Crystallizations as a form of scientific semantic change
the case of thermodynamics
pp. 209-230
in: Bernd-Olaf Küppers, Udo Hahn, Stefan Artmann (eds), Evolution of semantic systems, Berlin, Springer, 2013Abstract
When considering the diachronic structure of scientific disciplines, four ideal types of change in the semantic systems constituting them may be distinguished: (1) (normal) evolution; (2) (revolutionary) replacement; (3) embedding (of one conceptual system into another); and (4) (gradual) crystallization of a conceptual framework. In the literature on diachronic philosophy of science, the last type has been unduly neglected in spite of its great significance for understanding the history of science.
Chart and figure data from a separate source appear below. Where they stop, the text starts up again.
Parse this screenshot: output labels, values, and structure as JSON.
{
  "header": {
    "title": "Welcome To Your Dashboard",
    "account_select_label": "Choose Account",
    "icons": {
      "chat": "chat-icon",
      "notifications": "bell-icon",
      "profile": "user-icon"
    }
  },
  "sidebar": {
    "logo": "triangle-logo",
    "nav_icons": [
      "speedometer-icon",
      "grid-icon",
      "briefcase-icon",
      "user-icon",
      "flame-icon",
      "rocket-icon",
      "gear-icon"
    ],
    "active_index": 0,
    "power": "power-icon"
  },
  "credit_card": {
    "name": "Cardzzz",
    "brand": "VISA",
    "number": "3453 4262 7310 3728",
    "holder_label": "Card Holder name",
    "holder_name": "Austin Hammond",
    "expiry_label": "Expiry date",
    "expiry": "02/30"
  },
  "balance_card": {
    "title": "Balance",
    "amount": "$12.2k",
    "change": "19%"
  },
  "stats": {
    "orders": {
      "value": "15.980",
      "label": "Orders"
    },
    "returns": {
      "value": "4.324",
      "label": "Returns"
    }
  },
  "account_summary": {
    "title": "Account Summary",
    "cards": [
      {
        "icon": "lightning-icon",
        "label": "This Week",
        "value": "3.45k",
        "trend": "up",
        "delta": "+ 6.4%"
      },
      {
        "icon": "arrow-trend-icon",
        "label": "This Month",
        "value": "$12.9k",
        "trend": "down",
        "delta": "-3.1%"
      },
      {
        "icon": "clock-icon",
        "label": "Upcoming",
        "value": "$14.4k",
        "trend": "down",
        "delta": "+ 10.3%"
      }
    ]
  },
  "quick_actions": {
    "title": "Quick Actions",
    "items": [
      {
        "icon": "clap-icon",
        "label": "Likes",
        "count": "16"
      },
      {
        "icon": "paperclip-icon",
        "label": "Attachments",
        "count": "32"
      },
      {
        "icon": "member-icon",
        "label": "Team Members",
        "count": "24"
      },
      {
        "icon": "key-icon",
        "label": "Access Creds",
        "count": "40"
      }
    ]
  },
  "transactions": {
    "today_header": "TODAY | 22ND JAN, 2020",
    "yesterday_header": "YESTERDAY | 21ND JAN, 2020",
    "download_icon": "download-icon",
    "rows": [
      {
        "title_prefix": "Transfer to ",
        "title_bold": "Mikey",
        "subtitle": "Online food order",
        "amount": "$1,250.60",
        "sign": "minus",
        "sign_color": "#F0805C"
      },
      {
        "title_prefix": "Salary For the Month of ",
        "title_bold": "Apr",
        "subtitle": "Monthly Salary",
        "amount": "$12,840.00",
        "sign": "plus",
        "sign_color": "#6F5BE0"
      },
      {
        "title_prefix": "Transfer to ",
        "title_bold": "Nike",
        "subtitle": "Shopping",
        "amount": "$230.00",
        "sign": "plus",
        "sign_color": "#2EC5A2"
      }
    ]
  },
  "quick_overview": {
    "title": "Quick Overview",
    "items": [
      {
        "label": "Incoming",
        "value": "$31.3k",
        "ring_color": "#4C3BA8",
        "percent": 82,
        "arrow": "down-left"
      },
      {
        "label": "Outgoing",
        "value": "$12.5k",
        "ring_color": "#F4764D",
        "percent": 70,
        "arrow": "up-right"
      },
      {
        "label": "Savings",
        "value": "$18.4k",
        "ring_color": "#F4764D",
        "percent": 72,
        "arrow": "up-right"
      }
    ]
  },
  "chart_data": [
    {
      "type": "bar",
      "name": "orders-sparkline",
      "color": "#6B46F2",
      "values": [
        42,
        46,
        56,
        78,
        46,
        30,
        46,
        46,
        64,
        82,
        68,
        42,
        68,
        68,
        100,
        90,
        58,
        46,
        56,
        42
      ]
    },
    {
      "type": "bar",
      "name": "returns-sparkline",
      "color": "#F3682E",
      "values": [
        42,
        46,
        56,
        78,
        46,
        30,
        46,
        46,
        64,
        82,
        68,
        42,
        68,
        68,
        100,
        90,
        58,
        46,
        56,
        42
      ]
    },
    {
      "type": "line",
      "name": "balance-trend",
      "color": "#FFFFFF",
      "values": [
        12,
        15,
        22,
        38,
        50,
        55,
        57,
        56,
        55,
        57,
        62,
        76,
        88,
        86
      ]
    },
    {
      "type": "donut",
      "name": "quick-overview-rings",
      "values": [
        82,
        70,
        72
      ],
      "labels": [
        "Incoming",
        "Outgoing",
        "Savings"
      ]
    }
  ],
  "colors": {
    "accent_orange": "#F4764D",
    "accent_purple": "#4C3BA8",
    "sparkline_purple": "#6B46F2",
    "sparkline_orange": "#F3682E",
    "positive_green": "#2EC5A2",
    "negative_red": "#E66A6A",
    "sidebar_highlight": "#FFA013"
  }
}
It consists in a piecemeal but nevertheless fundamental change of the conceptual framework of a discipline during a relatively long period of time. In this paper, an attempt is made to characterize as precisely as possible what the general semantic features of crystallization are and to illustrate them by analysing the gradual emergence of phenomenological thermodynamics in the middle of the nineteenth century, in particular as due to the work of Rudolf J. Clausius between 1850 and 1854. The (formal-semantic) notion of classes of models as understood in the structuralist metatheory of science will be used for that purpose. Three different conceptual nets will formally be distinguished in Clausius's papers corresponding to as many steps in the crystallization of what is now known as (phenomenological) thermodynamics. The reconstruction makes explicit the way Clausius's concepts evolved during the historical period under consideration.